A obra se propõe a responder questões como essas, não sem antes abordar o papel do servidor público como elemento humano da Administração e traçar histórico sobre os estágios da Administração Pública e sua evolução no Brasil.

Ademais, é realizado estudo do Regime Jurídico dos Servidores Públicos, com foco nas formas de provimento — gênero do qual a recondução é espécie — para permitir sua contextualização no regramento atual.

Essa visão geral do enquadramento da recondução, inclusive com o relato da sua evolução histórica ao longo das Constituições e Estatutos dos Servidores, contribui para o estudo das questões acima, que têm sido respondidas em diferentes sentidos ao longo do tempo.

Fruto de estudo dedicado, esta obra pretende delinear os contornos da recondução, contribuindo para a tomada de decisão por potenciais beneficiários, aplicadores e intérpretes da lei, quando enfrentarem a utilização concreta do instituto, e para os estudos dos interessados nesse tema que, apesar de aparentemente simples, reveste-se de grande importância na vida dos servidores públicos que dele se utilizam e dos entes nos quais exercem suas funções.

Sobre o autor

Alex Cavalcante Alves, natural de Brasília/DF, é bacharel em Direito e Comunicação Social pelo Centro Universitário de Brasília. Servidor público de carreira da Agência Nacional de Energia Elétrica — ANEEL, onde atua na instrução de processos relacionados a temas de Administração Pública e Direito Administrativo, exerceu anteriormente os cargos de Assistente Parlamentar do Senado Federal, Oficial de Chancelaria do Ministério das Relações Exteriores e Analista Judiciário do Superior Tribunal de Justiça.

Em sua atuação como servidor público, já participou da missão conjunta entre a Câmara dos Deputados e o Ministério das Relações Exteriores para verificar a situação dos brasileiros na Guiana Francesa (2007), do escritório de apoio às autoridades brasileiras durante a Conferência Mundial sobre Mudanças Climáticas (COP-15), na Dinamarca, e, na condição de delegado brasileiro, na Mesa Redonda de Reguladores de Energia do G-20, em Kazan, Rússia (2013) e na reunião do Grupo de Trabalho de Sustentabilidade Energética do G-20 (ESWG), em Istambul, Turquia (2015).

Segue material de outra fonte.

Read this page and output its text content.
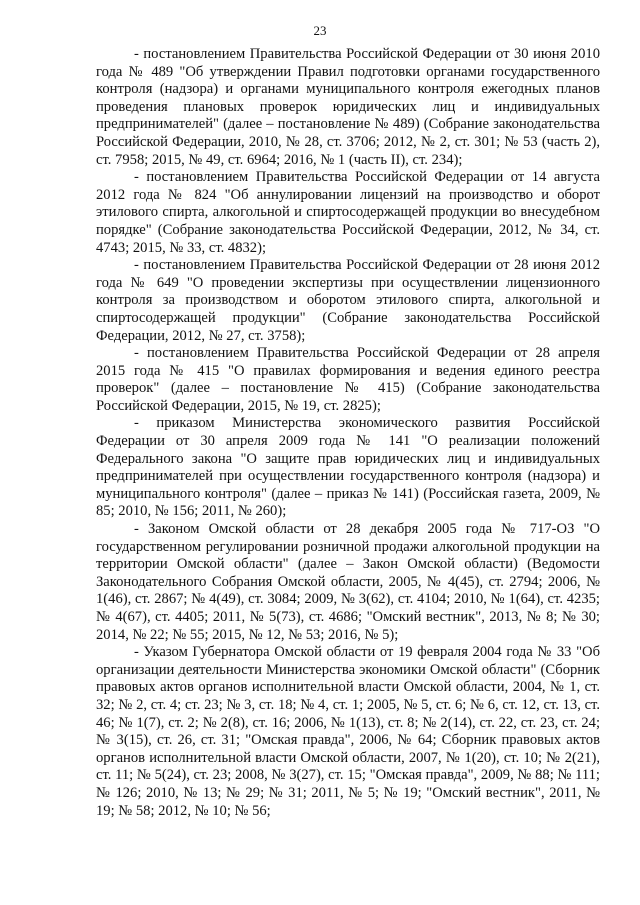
23

- постановлением Правительства Российской Федерации от 30 июня 2010 года № 489 "Об утверждении Правил подготовки органами государственного контроля (надзора) и органами муниципального контроля ежегодных планов проведения плановых проверок юридических лиц и индивидуальных предпринимателей" (далее – постановление № 489) (Собрание законодательства Российской Федерации, 2010, № 28, ст. 3706; 2012, № 2, ст. 301; № 53 (часть 2), ст. 7958; 2015, № 49, ст. 6964; 2016, № 1 (часть II), ст. 234);

- постановлением Правительства Российской Федерации от 14 августа 2012 года № 824 "Об аннулировании лицензий на производство и оборот этилового спирта, алкогольной и спиртосодержащей продукции во внесудебном порядке" (Собрание законодательства Российской Федерации, 2012, № 34, ст. 4743; 2015, № 33, ст. 4832);

- постановлением Правительства Российской Федерации от 28 июня 2012 года № 649 "О проведении экспертизы при осуществлении лицензионного контроля за производством и оборотом этилового спирта, алкогольной и спиртосодержащей продукции" (Собрание законодательства Российской Федерации, 2012, № 27, ст. 3758);

- постановлением Правительства Российской Федерации от 28 апреля 2015 года № 415 "О правилах формирования и ведения единого реестра проверок" (далее – постановление № 415) (Собрание законодательства Российской Федерации, 2015, № 19, ст. 2825);

- приказом Министерства экономического развития Российской Федерации от 30 апреля 2009 года № 141 "О реализации положений Федерального закона "О защите прав юридических лиц и индивидуальных предпринимателей при осуществлении государственного контроля (надзора) и муниципального контроля" (далее – приказ № 141) (Российская газета, 2009, № 85; 2010, № 156; 2011, № 260);

- Законом Омской области от 28 декабря 2005 года № 717-ОЗ "О государственном регулировании розничной продажи алкогольной продукции на территории Омской области" (далее – Закон Омской области) (Ведомости Законодательного Собрания Омской области, 2005, № 4(45), ст. 2794; 2006, № 1(46), ст. 2867; № 4(49), ст. 3084; 2009, № 3(62), ст. 4104; 2010, № 1(64), ст. 4235; № 4(67), ст. 4405; 2011, № 5(73), ст. 4686; "Омский вестник", 2013, № 8; № 30; 2014, № 22; № 55; 2015, № 12, № 53; 2016, № 5);

- Указом Губернатора Омской области от 19 февраля 2004 года № 33 "Об организации деятельности Министерства экономики Омской области" (Сборник правовых актов органов исполнительной власти Омской области, 2004, № 1, ст. 32; № 2, ст. 4; ст. 23; № 3, ст. 18; № 4, ст. 1; 2005, № 5, ст. 6; № 6, ст. 12, ст. 13, ст. 46; № 1(7), ст. 2; № 2(8), ст. 16; 2006, № 1(13), ст. 8; № 2(14), ст. 22, ст. 23, ст. 24; № 3(15), ст. 26, ст. 31; "Омская правда", 2006, № 64; Сборник правовых актов органов исполнительной власти Омской области, 2007, № 1(20), ст. 10; № 2(21), ст. 11; № 5(24), ст. 23; 2008, № 3(27), ст. 15; "Омская правда", 2009, № 88; № 111; № 126; 2010, № 13; № 29; № 31; 2011, № 5; № 19; "Омский вестник", 2011, № 19; № 58; 2012, № 10; № 56;
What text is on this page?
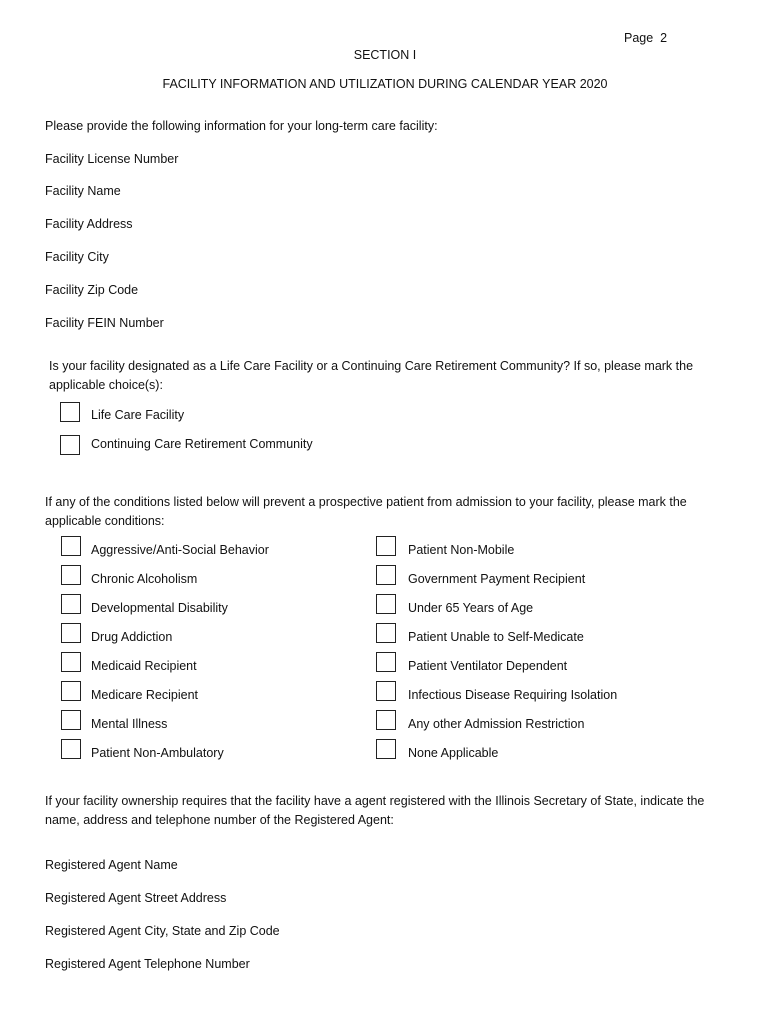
Page 2
SECTION I
FACILITY INFORMATION AND UTILIZATION DURING CALENDAR YEAR 2020
Please provide the following information for your long-term care facility:
Facility License Number
Facility Name
Facility Address
Facility City
Facility Zip Code
Facility FEIN Number
Is your facility designated as a Life Care Facility or a Continuing Care Retirement Community? If so, please mark the applicable choice(s):
Life Care Facility
Continuing Care Retirement Community
If any of the conditions listed below will prevent a prospective patient from admission to your facility, please mark the applicable conditions:
Aggressive/Anti-Social Behavior
Chronic Alcoholism
Developmental Disability
Drug Addiction
Medicaid Recipient
Medicare Recipient
Mental Illness
Patient Non-Ambulatory
Patient Non-Mobile
Government Payment Recipient
Under 65 Years of Age
Patient Unable to Self-Medicate
Patient Ventilator Dependent
Infectious Disease Requiring Isolation
Any other Admission Restriction
None Applicable
If your facility ownership requires that the facility have a agent registered with the Illinois Secretary of State, indicate the name, address and telephone number of the Registered Agent:
Registered Agent Name
Registered Agent Street Address
Registered Agent City, State and Zip Code
Registered Agent Telephone Number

Publicou diversos artigos sobre gestão e políticas públicas em jornais, sítios eletrônicos e publicações técnicas. Tem interesse nas áreas de Administração Pública, Direito Administrativo, Ciência Política, Comunicação Social e Relações Internacionais.

Mantém, desde 2007, um blog especializado em assuntos de gestão pública. Em 2013, fundou o Movimento Gestão Pública Eficiente — MGPE (acesse aqui), iniciativa que reúne cidadãos interessados na melhoria da qualidade da Administração Pública no Brasil.